Be Clear and Concise:When writing your application, keep it straightforward. Use clear language and avoid jargon where possible. We appreciate candidates who can communicate effectively, especially when explaining technical concepts to non-technical folks.

Apply Through Our Website:We encourage you to submit your application directly through our website. It’s the best way to ensure it gets to the right people. Plus, you’ll find all the details about the role and our company culture there!

How to prepare for a job interview at hackajob

Know Your Data Science Stuff

Make sure you brush up on your machine learning concepts, especially unsupervised and supervised learning. Be ready to discuss how you've implemented these in past projects, as well as any experience with GenAI. This will show that you're not just familiar with the theory but can apply it practically.

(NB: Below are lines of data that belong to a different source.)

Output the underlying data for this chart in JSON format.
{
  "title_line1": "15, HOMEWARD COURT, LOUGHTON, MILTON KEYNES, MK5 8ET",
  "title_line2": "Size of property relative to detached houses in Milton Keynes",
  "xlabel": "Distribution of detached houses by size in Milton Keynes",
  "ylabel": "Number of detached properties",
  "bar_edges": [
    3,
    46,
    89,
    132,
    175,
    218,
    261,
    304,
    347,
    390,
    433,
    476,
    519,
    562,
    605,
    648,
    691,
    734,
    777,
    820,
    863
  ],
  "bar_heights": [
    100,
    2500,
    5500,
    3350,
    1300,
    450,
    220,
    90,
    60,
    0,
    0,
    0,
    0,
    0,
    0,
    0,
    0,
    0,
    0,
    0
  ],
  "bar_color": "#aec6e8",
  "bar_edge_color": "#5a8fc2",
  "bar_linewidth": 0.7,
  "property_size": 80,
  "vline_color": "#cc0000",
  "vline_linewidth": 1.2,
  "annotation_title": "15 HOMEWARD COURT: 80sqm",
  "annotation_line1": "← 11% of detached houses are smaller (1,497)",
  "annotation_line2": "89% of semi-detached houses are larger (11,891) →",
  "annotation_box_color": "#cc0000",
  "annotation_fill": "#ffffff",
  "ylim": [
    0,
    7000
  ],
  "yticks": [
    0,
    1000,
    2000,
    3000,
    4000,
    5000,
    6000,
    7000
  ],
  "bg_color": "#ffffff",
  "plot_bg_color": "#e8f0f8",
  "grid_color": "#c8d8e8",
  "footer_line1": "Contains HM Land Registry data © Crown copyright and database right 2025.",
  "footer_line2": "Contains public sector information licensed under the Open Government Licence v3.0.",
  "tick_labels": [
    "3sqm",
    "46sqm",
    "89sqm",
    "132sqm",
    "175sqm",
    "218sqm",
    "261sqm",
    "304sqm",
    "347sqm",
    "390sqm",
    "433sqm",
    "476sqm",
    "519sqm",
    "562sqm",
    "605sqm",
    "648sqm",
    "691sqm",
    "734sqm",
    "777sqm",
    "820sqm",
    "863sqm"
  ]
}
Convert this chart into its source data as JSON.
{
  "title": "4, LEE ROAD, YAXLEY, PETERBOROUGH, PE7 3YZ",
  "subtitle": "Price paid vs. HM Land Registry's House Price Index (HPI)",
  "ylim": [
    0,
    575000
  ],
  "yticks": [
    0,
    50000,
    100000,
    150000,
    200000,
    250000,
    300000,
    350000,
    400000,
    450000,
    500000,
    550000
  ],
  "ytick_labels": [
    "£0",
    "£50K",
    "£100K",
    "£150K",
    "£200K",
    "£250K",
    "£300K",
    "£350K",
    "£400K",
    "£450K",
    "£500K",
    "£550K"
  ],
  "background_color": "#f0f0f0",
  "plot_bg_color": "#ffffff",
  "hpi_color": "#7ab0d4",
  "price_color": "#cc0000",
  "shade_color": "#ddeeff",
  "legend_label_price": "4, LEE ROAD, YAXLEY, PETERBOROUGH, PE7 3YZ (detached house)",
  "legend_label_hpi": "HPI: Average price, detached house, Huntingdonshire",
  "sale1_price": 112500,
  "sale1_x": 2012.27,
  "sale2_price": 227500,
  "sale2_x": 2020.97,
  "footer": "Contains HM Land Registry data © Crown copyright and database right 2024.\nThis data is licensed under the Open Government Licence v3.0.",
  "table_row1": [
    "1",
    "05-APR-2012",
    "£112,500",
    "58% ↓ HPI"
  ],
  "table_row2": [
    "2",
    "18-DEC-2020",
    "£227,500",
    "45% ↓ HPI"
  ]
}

Showcase Your Problem-Solving Skills

Prepare examples of how you've tackled complex problems in your previous roles. Think about specific challenges you've faced in AML or financial crime detection and how you approached them. This will demonstrate your analytical mindset and ability to refine problem statements.

Communicate Clearly

Since you'll be working with cross-functional teams, practice explaining technical concepts in simple terms. Prepare to share how you've successfully communicated with non-technical stakeholders in the past. This will highlight your ability to bridge the gap between tech and business.

Be Ready to Discuss Team Dynamics

As a lead, you'll be building and mentoring a team. Think about your leadership style and how you've supported junior members in their development. Be prepared to discuss how you would approach hiring and fostering a high-performing team within the AML Risk context.